В. Считаете ли вы, что чрезмерное осознание собственных предубеждений может стать недостатком при столкновении с человеком, который полностью полагается на свои инстинкты и убеждения своей группы?
О. Это очень хороший вопрос. Вопрос в следующем: к какой группе я принадлежу сегодня? Я родом из страны, которая когда-то называлась Персией. Тогда моему народу пришлось бежать, потому что его преследовали по религиозным мотивам. А затем, в IX веке, они мигрировали в Индию и жили там. Каким-то образом нам удалось прожить там все эти века, оставаясь особым меньшинством. И вот я, в 24 года, пакую чемоданы с 80 долларами в кармане и говорю: «Я еду в Америку». Люди всегда были в движении. Мы постоянно боремся друг с другом, боимся других, но также и сотрудничаем с ними. Так веками работала торговля.
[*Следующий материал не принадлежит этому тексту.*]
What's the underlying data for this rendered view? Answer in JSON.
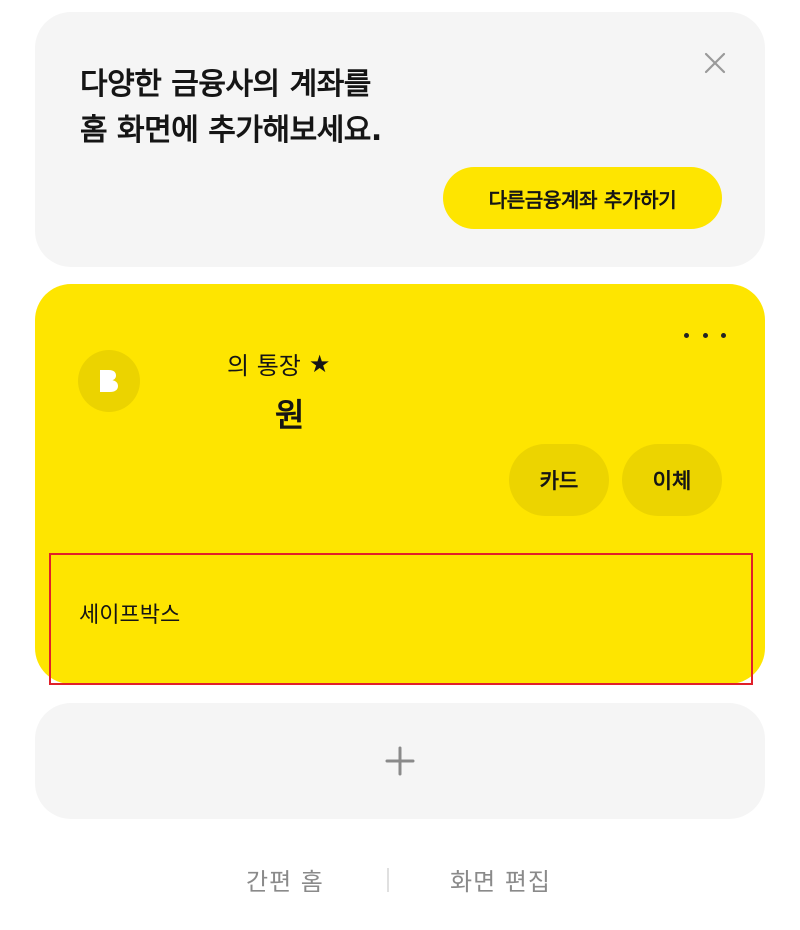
{
  "promo": {
    "line1": "다양한 금융사의 계좌를",
    "line2": "홈 화면에 추가해보세요.",
    "button_label": "다른금융계좌 추가하기",
    "close_icon": "close-icon"
  },
  "account": {
    "logo_letter": "B",
    "name": "의 통장",
    "favorite_icon": "★",
    "balance": "원",
    "card_label": "카드",
    "transfer_label": "이체",
    "safebox_label": "세이프박스"
  },
  "add": {
    "icon": "plus-icon"
  },
  "bottom": {
    "simple_home": "간편 홈",
    "edit_screen": "화면 편집"
  },
  "colors": {
    "accent": "#fee500",
    "card_bg": "#f5f5f5",
    "highlight_border": "#e0202a"
  }
}
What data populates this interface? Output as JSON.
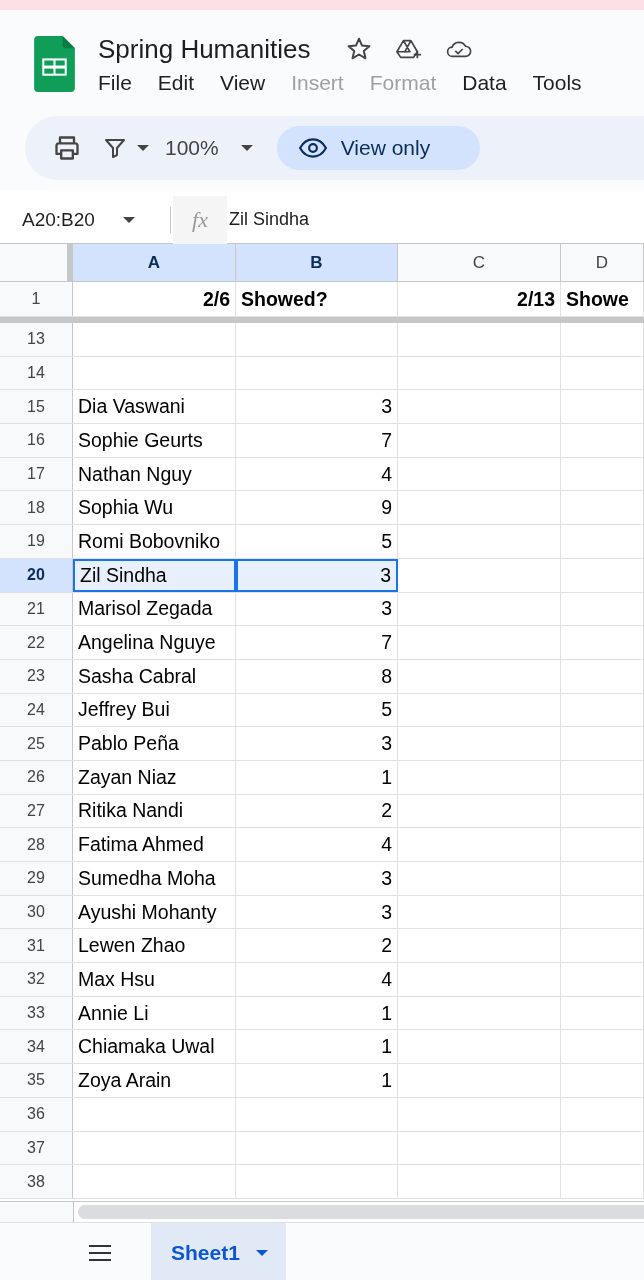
{
  "title": "Spring Humanities",
  "menu": [
    {
      "label": "File",
      "disabled": false
    },
    {
      "label": "Edit",
      "disabled": false
    },
    {
      "label": "View",
      "disabled": false
    },
    {
      "label": "Insert",
      "disabled": true
    },
    {
      "label": "Format",
      "disabled": true
    },
    {
      "label": "Data",
      "disabled": false
    },
    {
      "label": "Tools",
      "disabled": false
    }
  ],
  "toolbar": {
    "zoom": "100%",
    "mode_button": "View only"
  },
  "formula_bar": {
    "name_box": "A20:B20",
    "function_symbol": "fx",
    "value": "Zil Sindha"
  },
  "columns": [
    {
      "label": "A",
      "selected": true
    },
    {
      "label": "B",
      "selected": true
    },
    {
      "label": "C",
      "selected": false
    },
    {
      "label": "D",
      "selected": false
    }
  ],
  "frozen_row": {
    "number": "1",
    "cells": [
      "2/6",
      "Showed?",
      "2/13",
      "Showe"
    ]
  },
  "rows": [
    {
      "number": "13",
      "cells": [],
      "selected": false
    },
    {
      "number": "14",
      "cells": [],
      "selected": false
    },
    {
      "number": "15",
      "cells": [
        "Dia Vaswani",
        "3"
      ],
      "selected": false
    },
    {
      "number": "16",
      "cells": [
        "Sophie Geurts",
        "7"
      ],
      "selected": false
    },
    {
      "number": "17",
      "cells": [
        "Nathan Nguy",
        "4"
      ],
      "selected": false
    },
    {
      "number": "18",
      "cells": [
        "Sophia Wu",
        "9"
      ],
      "selected": false
    },
    {
      "number": "19",
      "cells": [
        "Romi Bobovniko",
        "5"
      ],
      "selected": false
    },
    {
      "number": "20",
      "cells": [
        "Zil Sindha",
        "3"
      ],
      "selected": true
    },
    {
      "number": "21",
      "cells": [
        "Marisol Zegada",
        "3"
      ],
      "selected": false
    },
    {
      "number": "22",
      "cells": [
        "Angelina Nguye",
        "7"
      ],
      "selected": false
    },
    {
      "number": "23",
      "cells": [
        "Sasha Cabral",
        "8"
      ],
      "selected": false
    },
    {
      "number": "24",
      "cells": [
        "Jeffrey Bui",
        "5"
      ],
      "selected": false
    },
    {
      "number": "25",
      "cells": [
        "Pablo Peña",
        "3"
      ],
      "selected": false
    },
    {
      "number": "26",
      "cells": [
        "Zayan Niaz",
        "1"
      ],
      "selected": false
    },
    {
      "number": "27",
      "cells": [
        "Ritika Nandi",
        "2"
      ],
      "selected": false
    },
    {
      "number": "28",
      "cells": [
        "Fatima Ahmed",
        "4"
      ],
      "selected": false
    },
    {
      "number": "29",
      "cells": [
        "Sumedha Moha",
        "3"
      ],
      "selected": false
    },
    {
      "number": "30",
      "cells": [
        "Ayushi Mohanty",
        "3"
      ],
      "selected": false
    },
    {
      "number": "31",
      "cells": [
        "Lewen Zhao",
        "2"
      ],
      "selected": false
    },
    {
      "number": "32",
      "cells": [
        "Max Hsu",
        "4"
      ],
      "selected": false
    },
    {
      "number": "33",
      "cells": [
        "Annie Li",
        "1"
      ],
      "selected": false
    },
    {
      "number": "34",
      "cells": [
        "Chiamaka Uwal",
        "1"
      ],
      "selected": false
    },
    {
      "number": "35",
      "cells": [
        "Zoya Arain",
        "1"
      ],
      "selected": false
    },
    {
      "number": "36",
      "cells": [],
      "selected": false
    },
    {
      "number": "37",
      "cells": [],
      "selected": false
    },
    {
      "number": "38",
      "cells": [],
      "selected": false
    }
  ],
  "sheet_tabs": [
    {
      "label": "Sheet1",
      "selected": true
    }
  ]
}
Во-первых, мы склонны смотреть на мир, как я это называю, «с высоты птичьего полёта». Но если взглянуть с высоты птичьего полёта и вернуться назад во времени, пусть даже всего на несколько столетий, я бы сказал, что сегодня мы менее раздроблены. Действительно, проблема наших обществ заключается в том, что мы больше не однородны в каждой стране или регионе. Раньше мы были такими.
Это эксперимент, который я называю американским, потому что, честно говоря, я думаю, ни в одной другой стране не было законов, разрешающих иммиграцию, как в Соединённых Штатах. В этом её сила, или, по крайней мере, мы так думаем. Это эксперимент, потому что он противоречит человеческой природе. Человеческая природа такова: каждый должен жить своей собственной группой. Но мы говорим: нет, есть нечто более важное. Наши идеи важны. Наши убеждения важны. Наши ценности важны. И мы хотим объединиться, потому что в Америке мы верим в жизнь без королей.
Итак, в этот современный момент мы впервые в истории заявляем, что ваша религия не имеет значения, цвет вашей кожи не имеет значения, ваш пол не имеет значения, ваша сексуальная ориентация не имеет значения, ваша раса не имеет значения. Важно то, что вы думаете. Для нас это очень сложный переход. Мы находимся на начальном этапе. Но я думаю, если оглянуться назад, мы не хуже, чем были 400 лет назад или несколько тысяч лет назад.
Я думаю, что в Соединённых Штатах и во всём мире, по мере того как мир смещается вправо, мы наблюдаем борьбу между свободной и открытой мыслью, свободной и открытой жизнью и силами традиции, ортодоксальности, которые говорят: «Нет, мы должны вернуться в пещеру». Не знаю, какая сторона победит, но, думаю, дуга моральной вселенной длинна, но она склоняется в сторону справедливости и свободы.
В. Что могут сделать ученые-теоретики в нынешней ситуации в США?
А. Гарвард подал иск против администрации Трампа по двум основаниям. Во-первых, мы утверждаем, что они не могут лишить нас федерального финансирования. Во-вторых, они не могут указывать нам, как нам управлять, и сколько иностранных студентов мы можем принять и каких именно. Двадцать четыре других университета подписали этот иск. Не 2500, а всего 24. Это говорит о наличии страха. Достаточно взглянуть на Европу 1930-х годов, чтобы увидеть, как много людей молчали. И я бы просто спросил тех, кто молчит сегодня: «Кто, по вашему мнению, действовал хорошо в нацистской Германии?»